Shall We Dance? succeeds largely due to casting. Jennifer Lopez, of course, started her career as a dancer and has continued to incorporate dance into her music videos. Therefore, it’s not hard to buy her as a serious, dedicated hoofer. Then there’s Richard Gere who, when starring in Chicago, turned into the last thing you’d ever expect him to be: a song-and-dance man. As a result, Gere hadn’t seemed so alive on screen in years. The actor’s newfound image fits well with the character, who also sheds a somewhat stiff, uptight image through the power of rhythmic movement. Gere and Lopez share a sultry dance that, like the other dances in the film, is fun to watch. If you have no appreciation of ballroom dancing, the stars will convince you that it’s sexy.

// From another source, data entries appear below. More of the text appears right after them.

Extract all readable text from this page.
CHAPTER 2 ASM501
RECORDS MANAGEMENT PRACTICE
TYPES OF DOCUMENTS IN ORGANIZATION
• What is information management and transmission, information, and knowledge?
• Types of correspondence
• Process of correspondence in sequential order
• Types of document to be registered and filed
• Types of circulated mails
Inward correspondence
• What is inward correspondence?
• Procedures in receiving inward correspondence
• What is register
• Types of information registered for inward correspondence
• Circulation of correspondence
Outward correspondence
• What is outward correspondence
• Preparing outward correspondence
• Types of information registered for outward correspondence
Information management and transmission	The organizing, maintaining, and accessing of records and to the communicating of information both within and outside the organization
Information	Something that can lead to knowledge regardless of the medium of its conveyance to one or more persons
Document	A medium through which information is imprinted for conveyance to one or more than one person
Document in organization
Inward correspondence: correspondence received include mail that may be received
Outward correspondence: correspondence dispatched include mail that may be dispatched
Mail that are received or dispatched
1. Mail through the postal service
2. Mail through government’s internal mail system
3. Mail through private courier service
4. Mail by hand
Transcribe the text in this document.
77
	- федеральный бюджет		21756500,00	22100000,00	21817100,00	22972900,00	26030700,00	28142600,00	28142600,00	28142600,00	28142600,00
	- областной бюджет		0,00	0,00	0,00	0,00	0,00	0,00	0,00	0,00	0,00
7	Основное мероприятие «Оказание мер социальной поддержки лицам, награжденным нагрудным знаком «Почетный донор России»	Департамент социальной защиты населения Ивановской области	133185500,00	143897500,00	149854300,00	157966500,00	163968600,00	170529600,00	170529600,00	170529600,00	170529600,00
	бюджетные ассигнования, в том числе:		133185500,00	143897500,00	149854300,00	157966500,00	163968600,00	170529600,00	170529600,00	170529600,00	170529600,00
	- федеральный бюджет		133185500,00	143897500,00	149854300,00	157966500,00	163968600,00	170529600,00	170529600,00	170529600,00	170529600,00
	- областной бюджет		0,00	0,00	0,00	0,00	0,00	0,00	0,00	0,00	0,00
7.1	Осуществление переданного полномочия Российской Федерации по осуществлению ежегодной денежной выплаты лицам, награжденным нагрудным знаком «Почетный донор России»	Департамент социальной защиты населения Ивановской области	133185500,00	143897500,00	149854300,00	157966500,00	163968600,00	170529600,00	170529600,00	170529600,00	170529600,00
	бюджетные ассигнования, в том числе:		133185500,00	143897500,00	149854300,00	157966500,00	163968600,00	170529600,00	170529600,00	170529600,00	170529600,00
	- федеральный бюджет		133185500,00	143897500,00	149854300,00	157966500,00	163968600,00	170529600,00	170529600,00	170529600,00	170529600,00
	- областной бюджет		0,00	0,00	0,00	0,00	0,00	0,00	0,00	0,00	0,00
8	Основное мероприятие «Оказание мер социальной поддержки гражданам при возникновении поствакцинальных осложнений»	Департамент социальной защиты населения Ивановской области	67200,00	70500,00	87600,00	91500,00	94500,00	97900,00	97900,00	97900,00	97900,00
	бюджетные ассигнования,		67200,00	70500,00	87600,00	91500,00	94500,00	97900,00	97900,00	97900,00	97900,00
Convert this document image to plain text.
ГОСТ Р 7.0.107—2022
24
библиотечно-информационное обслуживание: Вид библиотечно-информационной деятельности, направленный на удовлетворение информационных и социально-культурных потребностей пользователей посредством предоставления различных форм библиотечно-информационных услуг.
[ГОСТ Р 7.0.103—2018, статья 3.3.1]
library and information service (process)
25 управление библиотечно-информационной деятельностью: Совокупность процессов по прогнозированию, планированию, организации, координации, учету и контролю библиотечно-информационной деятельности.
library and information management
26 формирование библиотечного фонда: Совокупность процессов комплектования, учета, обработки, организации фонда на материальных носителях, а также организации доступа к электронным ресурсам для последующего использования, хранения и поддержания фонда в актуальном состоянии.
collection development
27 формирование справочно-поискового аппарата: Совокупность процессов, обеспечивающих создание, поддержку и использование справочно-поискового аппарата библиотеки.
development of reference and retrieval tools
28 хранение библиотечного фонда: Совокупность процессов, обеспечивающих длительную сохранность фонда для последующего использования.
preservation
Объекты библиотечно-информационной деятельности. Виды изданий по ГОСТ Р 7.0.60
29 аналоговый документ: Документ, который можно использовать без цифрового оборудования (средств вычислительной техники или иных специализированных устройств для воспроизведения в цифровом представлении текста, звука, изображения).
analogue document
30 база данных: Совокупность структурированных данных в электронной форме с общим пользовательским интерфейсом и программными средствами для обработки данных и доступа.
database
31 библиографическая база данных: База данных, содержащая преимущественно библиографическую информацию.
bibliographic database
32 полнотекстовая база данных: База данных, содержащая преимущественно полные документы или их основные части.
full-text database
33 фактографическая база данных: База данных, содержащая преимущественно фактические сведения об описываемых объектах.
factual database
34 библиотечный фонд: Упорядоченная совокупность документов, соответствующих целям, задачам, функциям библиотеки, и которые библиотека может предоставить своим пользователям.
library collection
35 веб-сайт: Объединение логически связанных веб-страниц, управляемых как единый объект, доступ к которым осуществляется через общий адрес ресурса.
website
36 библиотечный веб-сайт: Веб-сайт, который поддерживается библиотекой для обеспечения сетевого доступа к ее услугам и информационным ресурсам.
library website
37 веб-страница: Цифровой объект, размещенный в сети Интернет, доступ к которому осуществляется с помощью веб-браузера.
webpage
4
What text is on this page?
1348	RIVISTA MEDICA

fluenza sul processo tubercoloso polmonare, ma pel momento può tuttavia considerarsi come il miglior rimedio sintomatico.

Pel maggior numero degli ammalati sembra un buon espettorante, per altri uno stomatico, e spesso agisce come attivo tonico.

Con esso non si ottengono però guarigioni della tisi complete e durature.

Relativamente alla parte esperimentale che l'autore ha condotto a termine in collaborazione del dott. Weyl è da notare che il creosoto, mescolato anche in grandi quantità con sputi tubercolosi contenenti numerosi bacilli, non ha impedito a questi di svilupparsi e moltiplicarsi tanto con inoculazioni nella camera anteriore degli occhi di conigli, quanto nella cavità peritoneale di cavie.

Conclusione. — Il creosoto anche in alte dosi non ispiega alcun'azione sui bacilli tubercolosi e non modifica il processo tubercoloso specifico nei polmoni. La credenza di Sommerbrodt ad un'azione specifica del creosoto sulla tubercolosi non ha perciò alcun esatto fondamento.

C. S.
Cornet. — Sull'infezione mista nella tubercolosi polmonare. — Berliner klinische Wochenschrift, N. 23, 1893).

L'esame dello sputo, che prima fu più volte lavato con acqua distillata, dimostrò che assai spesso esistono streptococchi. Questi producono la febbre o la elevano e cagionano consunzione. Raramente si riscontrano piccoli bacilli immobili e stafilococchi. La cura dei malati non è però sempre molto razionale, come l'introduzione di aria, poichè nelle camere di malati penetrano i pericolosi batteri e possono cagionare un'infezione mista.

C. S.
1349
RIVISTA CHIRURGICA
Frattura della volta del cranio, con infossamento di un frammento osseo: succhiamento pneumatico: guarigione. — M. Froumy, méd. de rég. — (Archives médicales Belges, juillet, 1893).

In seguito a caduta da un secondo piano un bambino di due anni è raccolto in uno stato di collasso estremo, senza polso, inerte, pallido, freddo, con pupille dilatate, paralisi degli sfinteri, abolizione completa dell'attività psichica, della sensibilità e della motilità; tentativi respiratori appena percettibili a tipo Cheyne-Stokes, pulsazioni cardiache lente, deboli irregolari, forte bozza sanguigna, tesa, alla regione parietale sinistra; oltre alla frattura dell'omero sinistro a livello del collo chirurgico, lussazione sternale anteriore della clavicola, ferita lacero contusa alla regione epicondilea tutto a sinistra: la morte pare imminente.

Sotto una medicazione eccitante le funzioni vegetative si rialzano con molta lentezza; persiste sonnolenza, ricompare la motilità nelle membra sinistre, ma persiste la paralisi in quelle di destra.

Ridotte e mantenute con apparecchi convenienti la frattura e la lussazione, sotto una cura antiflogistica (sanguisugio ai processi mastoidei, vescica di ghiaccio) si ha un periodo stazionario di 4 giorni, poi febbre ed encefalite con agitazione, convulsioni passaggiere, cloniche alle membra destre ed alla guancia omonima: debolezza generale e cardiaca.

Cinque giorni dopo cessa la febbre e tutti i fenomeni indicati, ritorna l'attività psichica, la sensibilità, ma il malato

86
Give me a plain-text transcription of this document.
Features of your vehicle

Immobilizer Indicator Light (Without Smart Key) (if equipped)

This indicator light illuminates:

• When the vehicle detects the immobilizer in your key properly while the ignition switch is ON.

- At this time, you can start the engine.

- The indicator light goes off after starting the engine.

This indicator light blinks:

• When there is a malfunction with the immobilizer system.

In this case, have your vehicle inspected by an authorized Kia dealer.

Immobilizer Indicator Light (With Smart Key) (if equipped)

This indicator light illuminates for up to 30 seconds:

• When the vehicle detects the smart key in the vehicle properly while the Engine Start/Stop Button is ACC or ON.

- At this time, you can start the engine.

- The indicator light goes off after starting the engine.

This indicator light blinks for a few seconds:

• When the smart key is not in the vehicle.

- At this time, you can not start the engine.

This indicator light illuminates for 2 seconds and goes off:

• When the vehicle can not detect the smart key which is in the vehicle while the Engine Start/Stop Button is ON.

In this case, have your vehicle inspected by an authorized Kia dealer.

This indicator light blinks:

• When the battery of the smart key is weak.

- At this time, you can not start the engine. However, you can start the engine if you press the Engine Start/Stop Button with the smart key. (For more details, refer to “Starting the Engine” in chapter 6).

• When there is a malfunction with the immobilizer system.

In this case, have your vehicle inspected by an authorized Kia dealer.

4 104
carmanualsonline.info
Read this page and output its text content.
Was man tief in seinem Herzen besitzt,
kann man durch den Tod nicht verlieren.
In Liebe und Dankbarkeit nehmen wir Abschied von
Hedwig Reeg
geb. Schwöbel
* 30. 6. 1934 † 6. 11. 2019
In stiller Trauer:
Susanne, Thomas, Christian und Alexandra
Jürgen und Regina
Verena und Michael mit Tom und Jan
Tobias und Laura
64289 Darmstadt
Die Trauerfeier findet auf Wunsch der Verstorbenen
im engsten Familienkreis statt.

The supporting cast is also quite good. Sarandon delivers another solid, soulful performance as the wife who no longer fully understands her husband. Bobby Cannavale and Stanley Tucci deliver strong comic relief, and Richard Jenkins (“Six Feet Under”) takes a silly role and injects it with enough eccentric attitude to somehow make it work.
Shall We Dance? was directed by Peter Chelsom, who also made 2001’s Serendipity. Both pictures have a deliberately old-fashioned feel. They are not modern, or hip, or self-knowing. They are instead throwbacks to a shamelessly sentimental style of filmmaking rarely employed these days. Viewers looking for grittiness of any sort will doubtlessly be appalled by the movie’s endlessly sunny point of view and refusal to admit that anything in life can ever be too bad. However, if you can put yourself in a non-cynical frame of mind, Shall We Dance? has a sweetness that is hard to deny. The performances are good, the dancing is even better, and the message about finding passion in life is kind of touching.
I never consider the audience response when writing about my own, but it’s worth mentioning that I saw several people literally dancing in the aisles as they made their way out of the theater. I refrained from dancing, but after seeing this film, I sure felt like it.
(
out of four)
Shall We Dance? is rated PG-13 for some sexual references and brief language. The running time is 1 hour and 46 minutes.